The Havanese is the official dog of Cuba.
Its ancestors were brought to the island from Spain many years ago.
All the Havanese outside of Cuba and some formerly communist countries were bred from just 11 dogs!
The breed weighs between 7-13 pounds and can be as tall as 11 ½ inches in height. It is known for its soft, silky coat, which can come in a variety of colors and markings.
The Havanese shares some health conditions with other toy breeds.
It can be prone to hip dysplasia and patellar luxation.
Eye disease and deafness also occur in some Havanese. Congenital liver shunts can also be a problem.
Be sure to choose a reputable Havanese breeder who tests for genetic health conditions and shares test results with clients.
No list of the smallest dog breeds would be complete without the Toy Poodle! The Poodle comes in standard, miniature, and toy sizes. Toy Poodles are the smallest.
A Toy Poodle can be as small as 4-6 pounds and under 10 inches in height.
All Poodles share a curly, dense coat, along with high intelligence and trainability.
Poodles originated in Germany, although they are associated with France.
They were bred as retrieving water dogs. Toy Poodles have been primarily kept as companion animals rather than working dogs.
All 3 sizes of Poodle can suffer from several inherited health conditions.
They include joint problems, eye disease, epilepsy, and skin disease.
Other health problems include blood disease and thyroid and adrenal gland issues.
Because the Poodle is prone to several genetic disorders, it is especially important to find a reputable breeder who health tests, as well as vet who is knowledgeable about the breed.
What’s the smallest dog breed ever?
According to the Guinness Book of World Records, the world’s smallest dog breed is the Chihuahua.
The smallest dog in the world to date was a little Chihuahua named Milly, the current record holder.
If you’re interested in the tiniest dog breeds, several toy breeds definitely fit the bill.
Besides the Chihuahua, other very small breeds include the Yorkie, Pomeranian, Toy Poodle, and Maltese.
Be sure to get your toy breed puppy from a reputable breeder.
Many toy breeds are predisposed to some genetic health conditions, so your breeder should health test their dogs.
Veterinary health experts strongly recommend that potential owners stay away from any toy breed labeled as a teacup dog.
You would also be wise to avoid any brachycephalic dog breed.
If you have fallen in love with a particular small dog breed, research responsible breeders of normal sized toy dogs.
Talk to your breeder about the health problems of very small dogs and find a good vet who is knowledgeable about them.
Little dogs are easy to love…but avoid impulse buys and learn as much as you can about the breed.
Your new dog is depending on you for a lifetime of love and care!
- “Toy Group.” American Kennel Club.
- Clark, R.D. Medical, Genetic and Behavioral Risk Factors of the Toy Breeds.
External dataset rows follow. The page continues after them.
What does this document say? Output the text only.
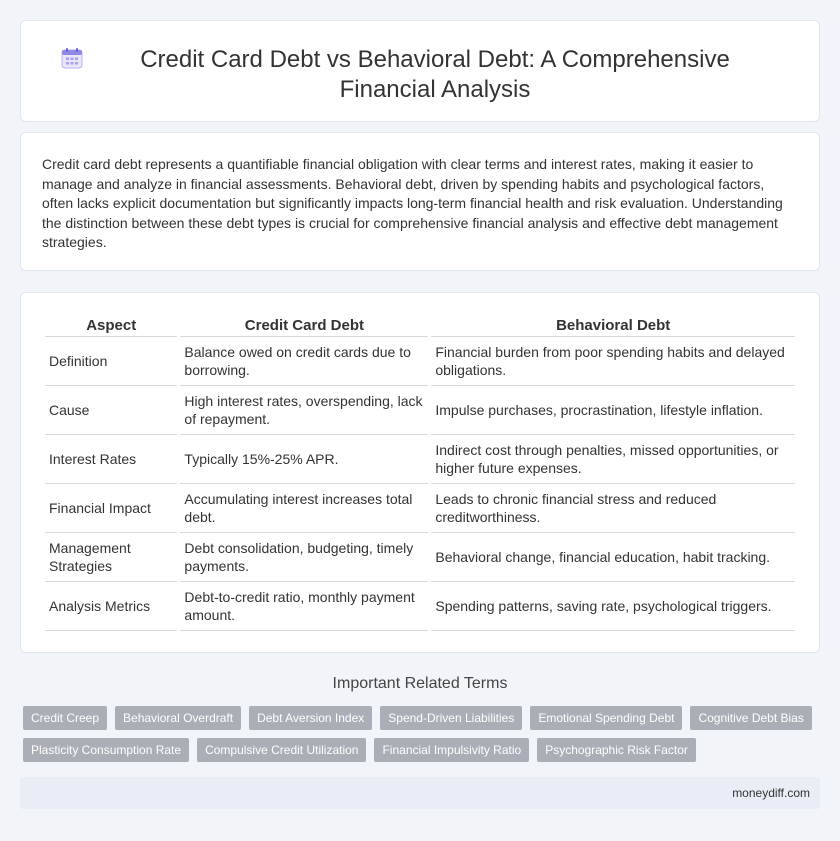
Credit Card Debt vs Behavioral Debt: A Comprehensive Financial Analysis

Credit card debt represents a quantifiable financial obligation with clear terms and interest rates, making it easier to manage and analyze in financial assessments. Behavioral debt, driven by spending habits and psychological factors, often lacks explicit documentation but significantly impacts long-term financial health and risk evaluation. Understanding the distinction between these debt types is crucial for comprehensive financial analysis and effective debt management strategies.

Aspect	Credit Card Debt	Behavioral Debt
Definition	Balance owed on credit cards due to borrowing.	Financial burden from poor spending habits and delayed obligations.
Cause	High interest rates, overspending, lack of repayment.	Impulse purchases, procrastination, lifestyle inflation.
Interest Rates	Typically 15%-25% APR.	Indirect cost through penalties, missed opportunities, or higher future expenses.
Financial Impact	Accumulating interest increases total debt.	Leads to chronic financial stress and reduced creditworthiness.
Management Strategies	Debt consolidation, budgeting, timely payments.	Behavioral change, financial education, habit tracking.
Analysis Metrics	Debt-to-credit ratio, monthly payment amount.	Spending patterns, saving rate, psychological triggers.
Important Related Terms
Credit Creep	Behavioral Overdraft	Debt Aversion Index	Spend-Driven Liabilities	Emotional Spending Debt	Cognitive Debt Bias
Plasticity Consumption Rate	Compulsive Credit Utilization	Financial Impulsivity Ratio	Psychographic Risk Factor
moneydiff.com
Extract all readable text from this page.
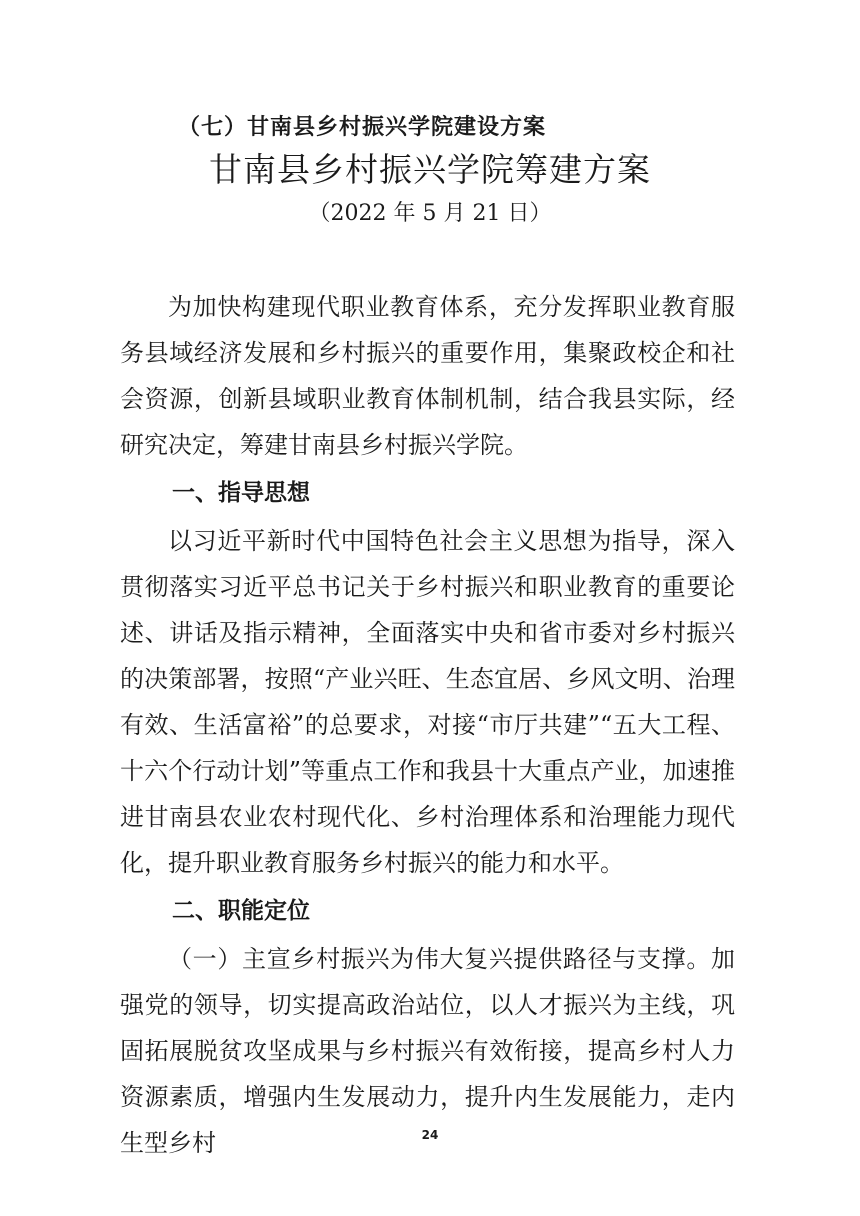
（七）甘南县乡村振兴学院建设方案
甘南县乡村振兴学院筹建方案
（2022 年 5 月 21 日）

为加快构建现代职业教育体系，充分发挥职业教育服务县域经济发展和乡村振兴的重要作用，集聚政校企和社会资源，创新县域职业教育体制机制，结合我县实际，经研究决定，筹建甘南县乡村振兴学院。

一、指导思想

以习近平新时代中国特色社会主义思想为指导，深入贯彻落实习近平总书记关于乡村振兴和职业教育的重要论述、讲话及指示精神，全面落实中央和省市委对乡村振兴的决策部署，按照“产业兴旺、生态宜居、乡风文明、治理有效、生活富裕”的总要求，对接“市厅共建”“五大工程、十六个行动计划”等重点工作和我县十大重点产业，加速推进甘南县农业农村现代化、乡村治理体系和治理能力现代化，提升职业教育服务乡村振兴的能力和水平。

二、职能定位

（一）主宣乡村振兴为伟大复兴提供路径与支撑。加强党的领导，切实提高政治站位，以人才振兴为主线，巩固拓展脱贫攻坚成果与乡村振兴有效衔接，提高乡村人力资源素质，增强内生发展动力，提升内生发展能力，走内生型乡村	24
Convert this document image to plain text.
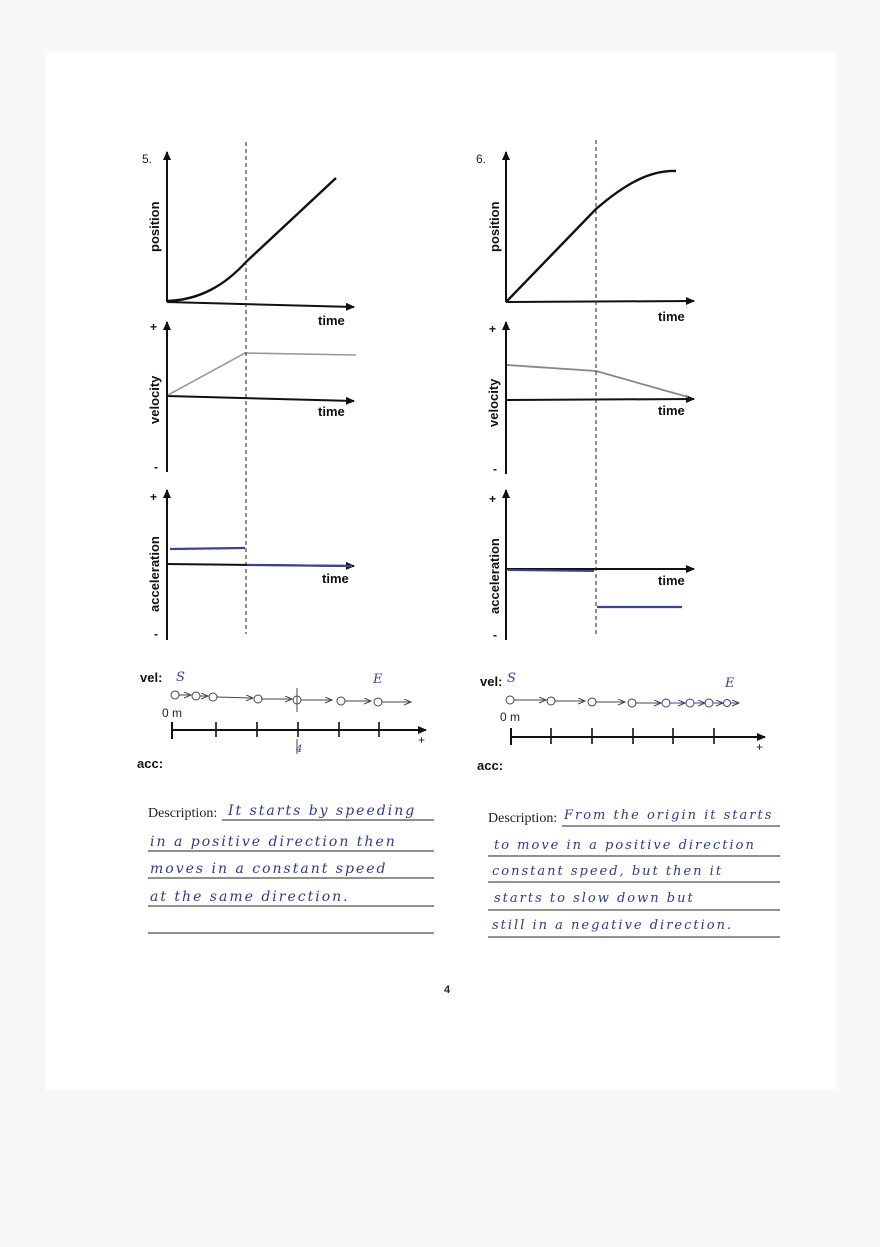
5.
position
time
+
velocity	time
-
+
acceleration	time
-
vel: S	E
0 m
+
4
acc:
Description: It starts by speeding
in a positive direction then
moves in a constant speed
at the same direction.
6.
position
time
+
velocity	time
-
+
acceleration	time
-
vel: S	E
0 m
+
acc:
Description: From the origin it starts
to move in a positive direction
constant speed, but then it
starts to slow down but
still in a negative direction.
4
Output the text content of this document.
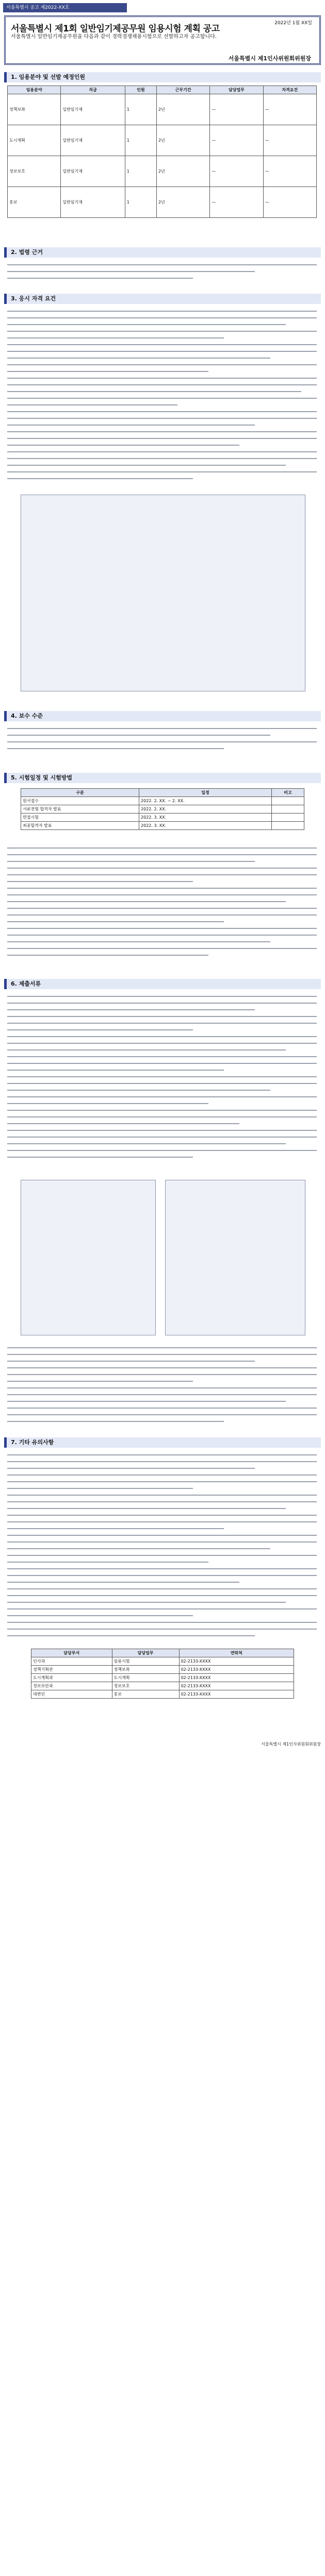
서울특별시 공고 제2022-XX호
2022년 1월 XX일
서울특별시 제1회 일반임기제공무원 임용시험 계획 공고
서울특별시 일반임기제공무원을 다음과 같이 경력경쟁채용시험으로 선발하고자 공고합니다.
서울특별시 제1인사위원회위원장
1. 임용분야 및 선발 예정인원
임용분야	직급	인원	근무기간	담당업무	자격요건
정책보좌	일반임기제	1	2년	—	—
도시계획	일반임기제	1	2년	—	—
정보보호	일반임기제	1	2년	—	—
홍보	일반임기제	1	2년	—	—
2. 법령 근거
3. 응시 자격 요건
4. 보수 수준
5. 시험일정 및 시험방법
구분	일정	비고
원서접수	2022. 2. XX. ~ 2. XX.	
서류전형 합격자 발표	2022. 2. XX.	
면접시험	2022. 3. XX.	
최종합격자 발표	2022. 3. XX.	
6. 제출서류
7. 기타 유의사항
담당부서	담당업무	연락처
인사과	임용시험	02-2133-XXXX
정책기획관	정책보좌	02-2133-XXXX
도시계획과	도시계획	02-2133-XXXX
정보보안과	정보보호	02-2133-XXXX
대변인	홍보	02-2133-XXXX
서울특별시 제1인사위원회위원장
Xlibris, 2017.
- Evans, K.M., Adams, V.J. “Proportion of Litters of Purebred Dogs Born by Caesarian Section.” The Journal of Small Animal Practice, 2010.
- Cooper, J.J., Schatzberg, S.J., Vernau, K.M., et al. “Necrotizing Meningoencephalitis in Atypical Dog Breeds: A Case Series and Literature Review.” Journal of Veterinary Internal Medicine, 2013.
- Ward, E. “Hydrocephalus in Toy Breed Puppies.” VCA Hospitals, 2012.
- Ellison, G. “Tracheal Collapse.” University of Florida College of Veterinary Medicine Small Animal Hospital.
- Valliant, S.N., Fagan, J.M. “Healthcare Costs Associated with Specific Dog Breeds.” Rutgers University, 2014.